Les clients français changent davantage de banque

le 25/11/2016 L'AGEFI Quotidien / Edition de 7H

Le taux d’attrition des banques, qui mesure la perte de clients, a doublé en trois ans pour atteindre 4,3%, selon le cabinet Bain.

Agence du Crédit Mutuel à Paris 10e.
Globalement, les banques mutualistes et affinitaires parviennent à conserver leur clientèle.
(Photo DR.)

L’horizon demeure sombre pour les banques de détail françaises traditionnelles. Confrontées à un univers de taux bas qui érode leur marge d’intérêt et au coût de refonte de leurs agences physiques, les grands réseaux doivent aussi faire face au comportement de plus en plus versatile de leur clientèle.

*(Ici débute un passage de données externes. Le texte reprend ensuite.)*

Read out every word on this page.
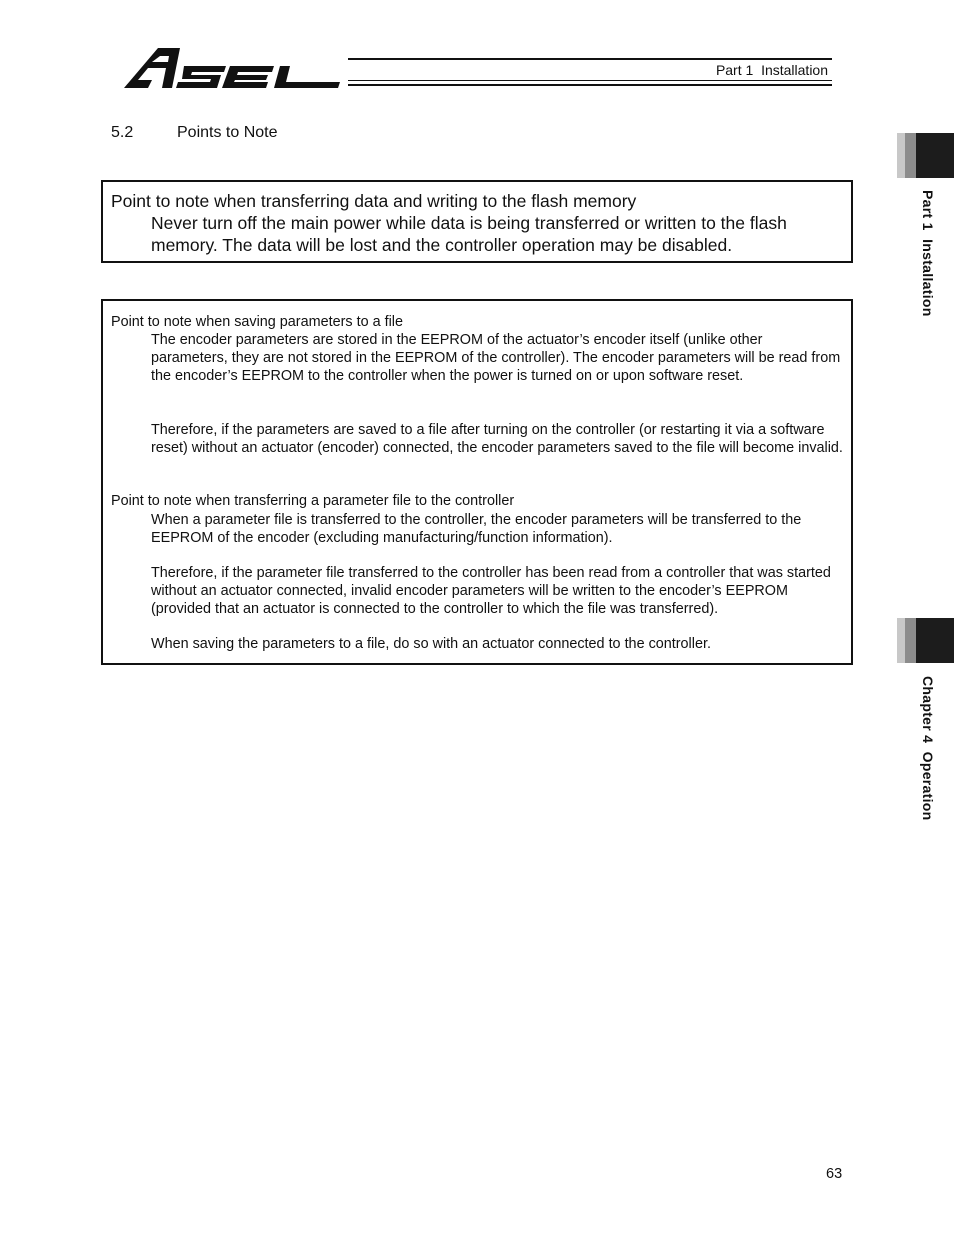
Part 1  Installation
5.2	Points to Note
Point to note when transferring data and writing to the flash memory
Never turn off the main power while data is being transferred or written to the flash memory. The data will be lost and the controller operation may be disabled.
Point to note when saving parameters to a file
The encoder parameters are stored in the EEPROM of the actuator’s encoder itself (unlike other parameters, they are not stored in the EEPROM of the controller). The encoder parameters will be read from the encoder’s EEPROM to the controller when the power is turned on or upon software reset.
Therefore, if the parameters are saved to a file after turning on the controller (or restarting it via a software reset) without an actuator (encoder) connected, the encoder parameters saved to the file will become invalid.
Point to note when transferring a parameter file to the controller
When a parameter file is transferred to the controller, the encoder parameters will be transferred to the EEPROM of the encoder (excluding manufacturing/function information).
Therefore, if the parameter file transferred to the controller has been read from a controller that was started without an actuator connected, invalid encoder parameters will be written to the encoder’s EEPROM (provided that an actuator is connected to the controller to which the file was transferred).
When saving the parameters to a file, do so with an actuator connected to the controller.
Part 1  Installation
Chapter 4  Operation
63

Selon le cabinet Bain, le taux d’attrition, qui mesure la perte de clientèle, a ainsi grimpé à 4,3% entre mai 2015 et avril 2016, soit 0,5 point de plus que sur la même période un an plus tôt.

«Le taux d’attrition a doublé en trois ans, confirmant que nous sommes passés d’un métier de gestion de stock à un univers où il y a de plus en plus de mouvement», constate Julien Bet, principal chez Bain et responsable depuis cinq ans des études sur la loyauté client. Pour ne rien arranger, la proportion des clients multi-bancarisés s’est en parallèle érodée, en passant de 40% à 35% entre 2014 et 2016. «La perte de client est un événement plus critique qu’avant», conclut Julien Bet.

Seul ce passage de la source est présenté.